The game's genius, I realized, lay partly in its limitations. Unlike later real-time-strategy titles—games like *Warcraft* and *Dune II*, which established conventions of mouse-driven unit selection and base-building—*Herzog Zwei* required you to command units individually, ferrying them across the map in your mech's cargo hold. You couldn't drag a selection box over a dozen tanks; you had to line them up manually, ordering the rearmost tank forward first so the formation would compress naturally. What seemed like poor interface design was actually tactical depth encoded in constraint.
When the Sega Ages version arrived on Nintendo Switch, it added minimap overlays to the sides of the screen—a quality-of-life improvement that made information accessible without pausing. Good games, I'd come to understand, give you enough information to make good decisions quickly.
DeleteThe game is not without its pathologies. Unit pathfinding is abysmal—roughly equivalent to that of my backyard chickens, who will pace back and forth along a three-foot fence rather than walk around it.

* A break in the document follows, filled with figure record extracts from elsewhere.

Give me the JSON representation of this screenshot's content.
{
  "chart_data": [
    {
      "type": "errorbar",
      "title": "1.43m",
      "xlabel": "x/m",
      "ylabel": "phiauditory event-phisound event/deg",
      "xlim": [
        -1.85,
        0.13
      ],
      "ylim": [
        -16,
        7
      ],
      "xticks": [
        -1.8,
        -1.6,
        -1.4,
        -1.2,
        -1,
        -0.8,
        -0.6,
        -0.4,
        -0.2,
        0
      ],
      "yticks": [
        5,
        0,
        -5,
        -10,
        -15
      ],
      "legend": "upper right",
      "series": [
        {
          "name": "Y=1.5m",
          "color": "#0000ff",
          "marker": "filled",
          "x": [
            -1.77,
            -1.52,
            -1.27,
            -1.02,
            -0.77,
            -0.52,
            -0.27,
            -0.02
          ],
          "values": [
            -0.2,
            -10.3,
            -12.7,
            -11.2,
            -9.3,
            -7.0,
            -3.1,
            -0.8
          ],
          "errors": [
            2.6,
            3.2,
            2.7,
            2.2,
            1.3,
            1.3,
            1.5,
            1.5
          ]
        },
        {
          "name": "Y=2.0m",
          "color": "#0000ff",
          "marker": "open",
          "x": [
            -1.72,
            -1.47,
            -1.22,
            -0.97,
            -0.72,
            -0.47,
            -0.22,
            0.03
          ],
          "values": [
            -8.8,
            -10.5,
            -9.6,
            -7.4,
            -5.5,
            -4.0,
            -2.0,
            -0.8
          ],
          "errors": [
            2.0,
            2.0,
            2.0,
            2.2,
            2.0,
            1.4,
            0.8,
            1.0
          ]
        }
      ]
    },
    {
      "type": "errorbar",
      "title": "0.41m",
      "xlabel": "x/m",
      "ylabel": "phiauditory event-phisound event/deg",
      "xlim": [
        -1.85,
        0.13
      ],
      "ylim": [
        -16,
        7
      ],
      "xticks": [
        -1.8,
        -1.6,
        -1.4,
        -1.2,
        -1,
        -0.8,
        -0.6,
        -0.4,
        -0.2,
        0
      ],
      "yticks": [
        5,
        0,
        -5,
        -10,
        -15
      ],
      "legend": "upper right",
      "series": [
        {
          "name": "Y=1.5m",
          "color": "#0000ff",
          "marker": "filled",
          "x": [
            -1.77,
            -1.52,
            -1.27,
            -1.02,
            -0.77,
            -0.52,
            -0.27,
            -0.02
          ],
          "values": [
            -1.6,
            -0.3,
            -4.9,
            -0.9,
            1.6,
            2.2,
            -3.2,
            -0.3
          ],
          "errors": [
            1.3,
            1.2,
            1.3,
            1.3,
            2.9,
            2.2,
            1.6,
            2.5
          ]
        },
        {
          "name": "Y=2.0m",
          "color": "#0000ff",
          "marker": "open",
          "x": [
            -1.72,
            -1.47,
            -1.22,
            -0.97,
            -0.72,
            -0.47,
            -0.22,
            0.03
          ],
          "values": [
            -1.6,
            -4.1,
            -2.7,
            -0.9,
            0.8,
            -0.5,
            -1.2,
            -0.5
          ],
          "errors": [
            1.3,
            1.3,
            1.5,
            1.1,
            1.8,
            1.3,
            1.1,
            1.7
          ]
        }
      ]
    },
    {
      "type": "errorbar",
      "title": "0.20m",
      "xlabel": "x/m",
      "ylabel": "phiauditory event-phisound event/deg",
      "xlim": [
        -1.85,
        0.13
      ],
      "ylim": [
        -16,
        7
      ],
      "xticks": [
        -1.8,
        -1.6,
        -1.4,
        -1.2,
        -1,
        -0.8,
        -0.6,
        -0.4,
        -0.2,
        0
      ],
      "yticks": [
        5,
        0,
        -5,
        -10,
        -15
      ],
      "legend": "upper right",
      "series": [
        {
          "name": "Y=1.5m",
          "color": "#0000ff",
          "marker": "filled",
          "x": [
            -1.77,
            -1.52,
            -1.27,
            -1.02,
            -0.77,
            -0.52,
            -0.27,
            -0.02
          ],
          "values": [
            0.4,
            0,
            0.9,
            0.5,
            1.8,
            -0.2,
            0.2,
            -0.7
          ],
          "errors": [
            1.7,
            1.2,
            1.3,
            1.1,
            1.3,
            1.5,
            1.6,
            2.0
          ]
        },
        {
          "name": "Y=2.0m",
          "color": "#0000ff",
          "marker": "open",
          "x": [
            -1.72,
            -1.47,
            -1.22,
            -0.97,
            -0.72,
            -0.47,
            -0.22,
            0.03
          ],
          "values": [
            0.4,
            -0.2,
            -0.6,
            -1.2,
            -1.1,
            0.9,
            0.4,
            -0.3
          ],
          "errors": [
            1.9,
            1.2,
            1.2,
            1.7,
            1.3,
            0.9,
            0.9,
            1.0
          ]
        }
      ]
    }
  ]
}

In the map called Abgrund, tanks routinely become stuck in the moat surrounding the enemy base, requiring you to airlift them manually while under fire. Infantry, unable to cross rivers, will shuffle along the bank indefinitely if ordered to capture a base on the opposite shore. On the volcanic map, soldiers will march directly into rivers of lava, their programming apparently lacking even the most basic self-preservation protocols. You half expect them to give a thumbs-up as they sink, molten and defiant, into oblivion.
The best maps—those with the fewest obstructions—suffer from different problems. One expansive battlefield, bisected by a wide river, becomes laggy when the unit count approaches fifty, the game's hard limit. Perhaps the limit should have been lower.

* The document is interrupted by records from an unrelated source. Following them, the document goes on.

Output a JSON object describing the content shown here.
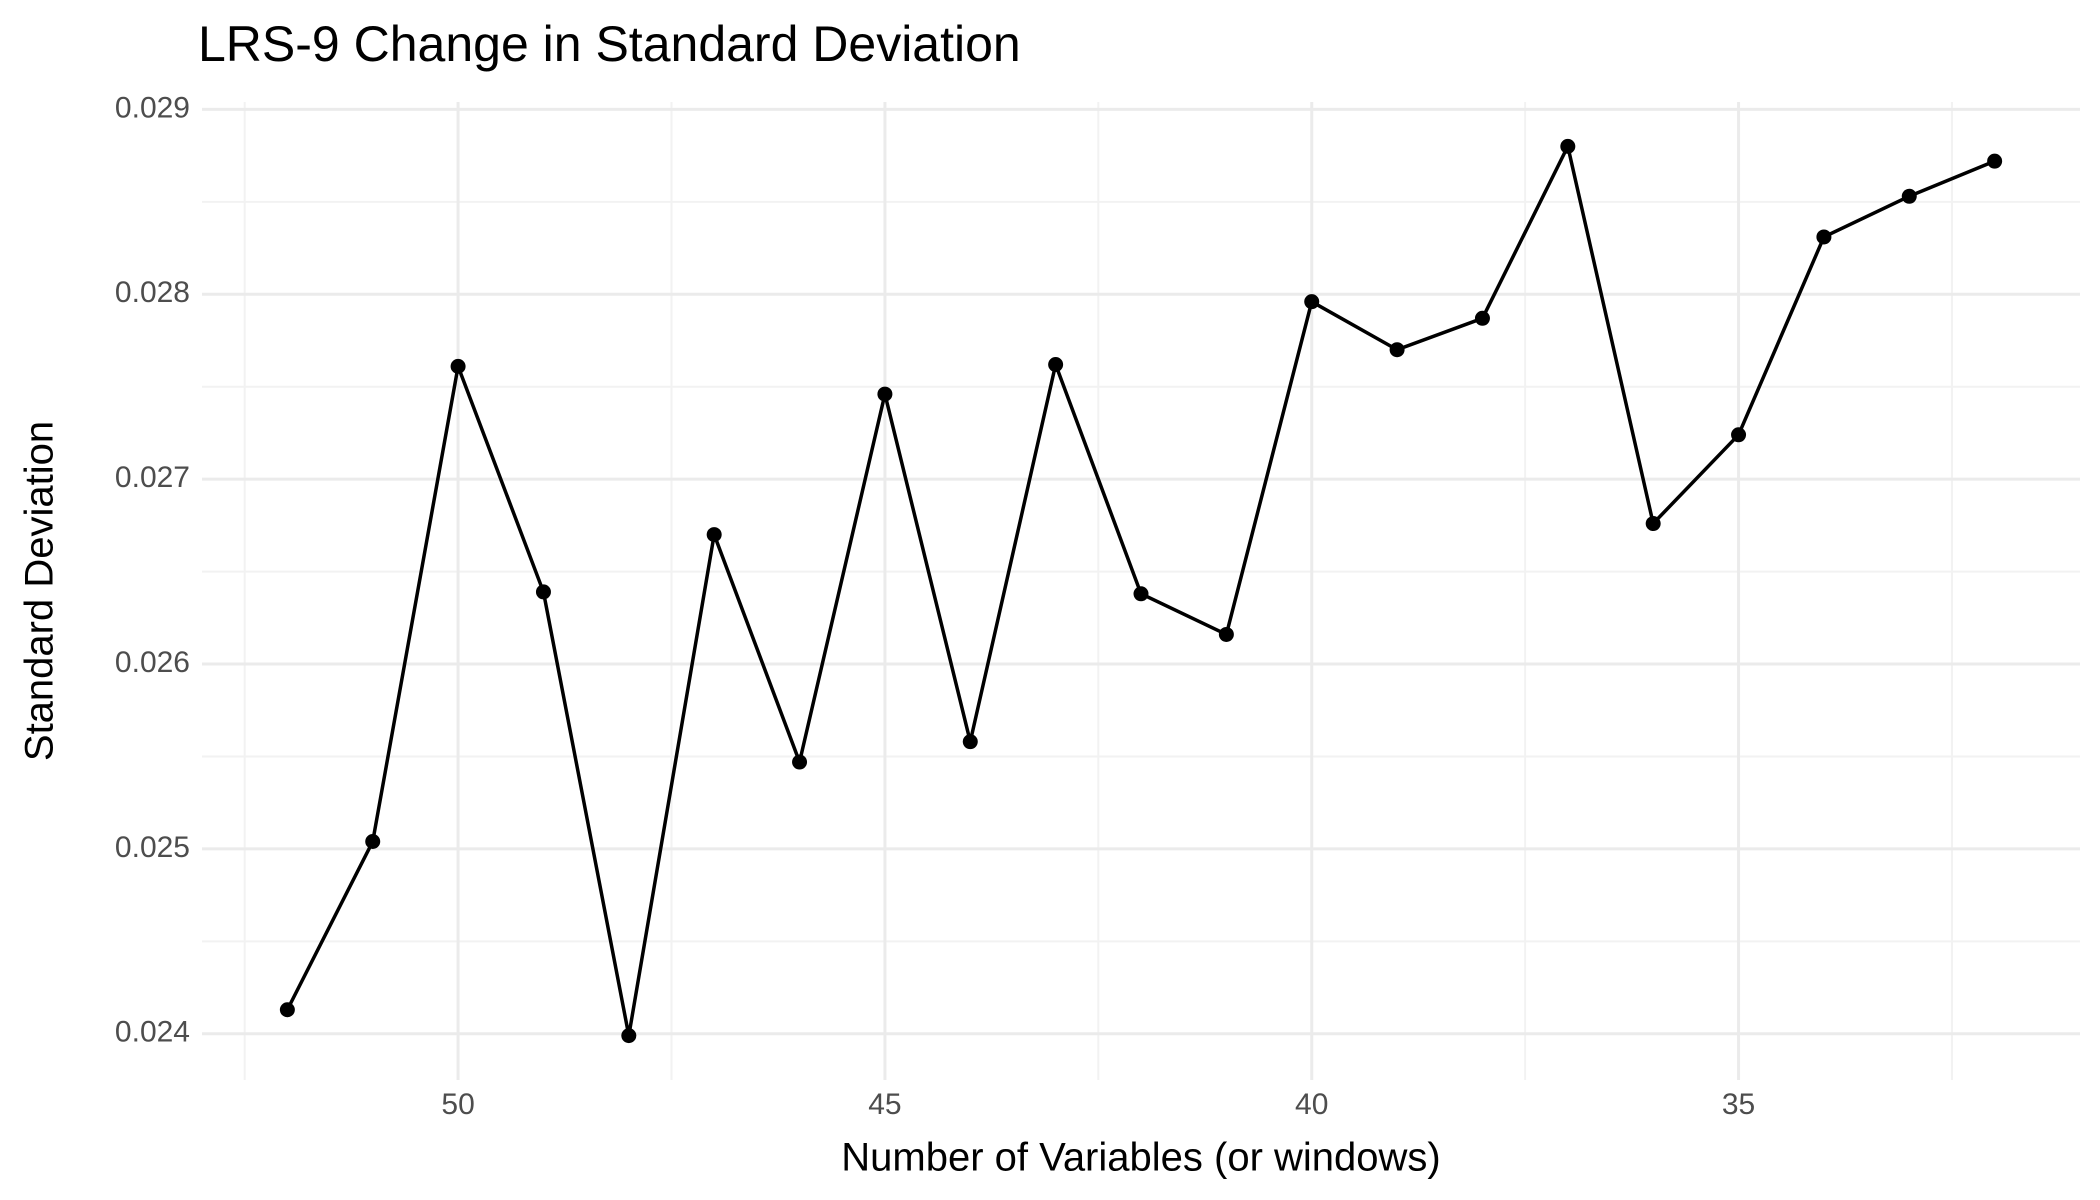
{
  "chart_data": {
    "type": "line",
    "title": "LRS-9 Change in Standard Deviation",
    "x_label": "Number of Variables (or windows)",
    "y_label": "Standard Deviation",
    "x": [
      52,
      51,
      50,
      49,
      48,
      47,
      46,
      45,
      44,
      43,
      42,
      41,
      40,
      39,
      38,
      37,
      36,
      35,
      34,
      33,
      32
    ],
    "series": [
      {
        "color": "#000000",
        "values": [
          0.02413,
          0.02504,
          0.02761,
          0.02639,
          0.02399,
          0.0267,
          0.02547,
          0.02746,
          0.02558,
          0.02762,
          0.02638,
          0.02616,
          0.02796,
          0.0277,
          0.02787,
          0.0288,
          0.02676,
          0.02724,
          0.02831,
          0.02853,
          0.02872
        ]
      }
    ],
    "xlim": [
      53,
      31
    ],
    "xticks": [
      50,
      45,
      40,
      35
    ],
    "ylim": [
      0.02375,
      0.02904
    ],
    "yticks": [
      {
        "value": 0.024,
        "label": "0.024"
      },
      {
        "value": 0.025,
        "label": "0.025"
      },
      {
        "value": 0.026,
        "label": "0.026"
      },
      {
        "value": 0.027,
        "label": "0.027"
      },
      {
        "value": 0.028,
        "label": "0.028"
      },
      {
        "value": 0.029,
        "label": "0.029"
      }
    ],
    "grid": true
  }
}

*Herzog Zwei* has enjoyed a modest resurgence in recent years, thanks largely to YouTube retrospectives and online tutorials—resources that provide the context absent from a loose cartridge bought at a flea market. My friends, encountering it without guidance, dismissed it and returned to *StarCraft*. They never gave *Herzog Zwei* the chance it deserved.
My young son has taken to the game recently. He's not yet surpassed me, but he's learning. There is, I think, universal appeal in commanding a transforming robot across hostile terrain, in the satisfaction of a well-executed multi-front assault, in the desperate scramble to refuel under enemy fire. The game retains its identity precisely because nothing else plays quite like it. Later RTS games—*Warcraft II*, *Age of Empires*, *Total Annihilation*—iterated on their own formulas, each refinement building on the last. *Herzog Zwei* remains singular, an evolutionary dead end that happens to be brilliant. Even AirMech, the closest modern approximation, borrowed more from DOTA than from its ostensible inspiration, despite the surface similarities between Herzog mechs and AirMech's plane-robot hybrids.

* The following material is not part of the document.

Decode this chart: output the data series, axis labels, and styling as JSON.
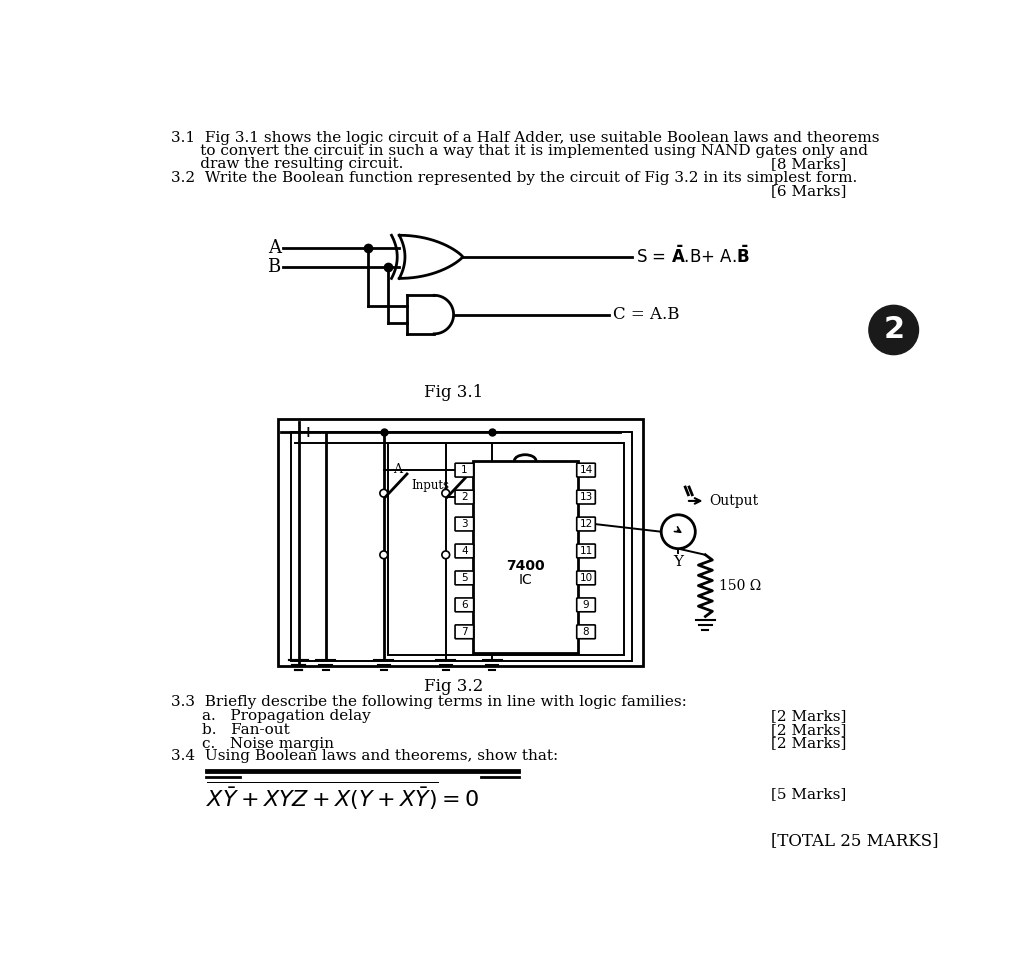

A game with such deceptive tactical depth that remains unique more than thirty years after its original release deserves commemoration in spite of its technical shortcomings. I give it an 8.5 out of 10. If the path finding were at least as good as StarCraft’s and there were no slowdown, I’d give this game a perfect 10. It became a victim of its own ambition in some ways.
I still await a rematch with my siblings, with cardboard separating our views. They remember the game fondly—the makeshift barrier, the masking tape, the yellow carpet—but they usually politely decline the opportunity to let me snap their winning streak.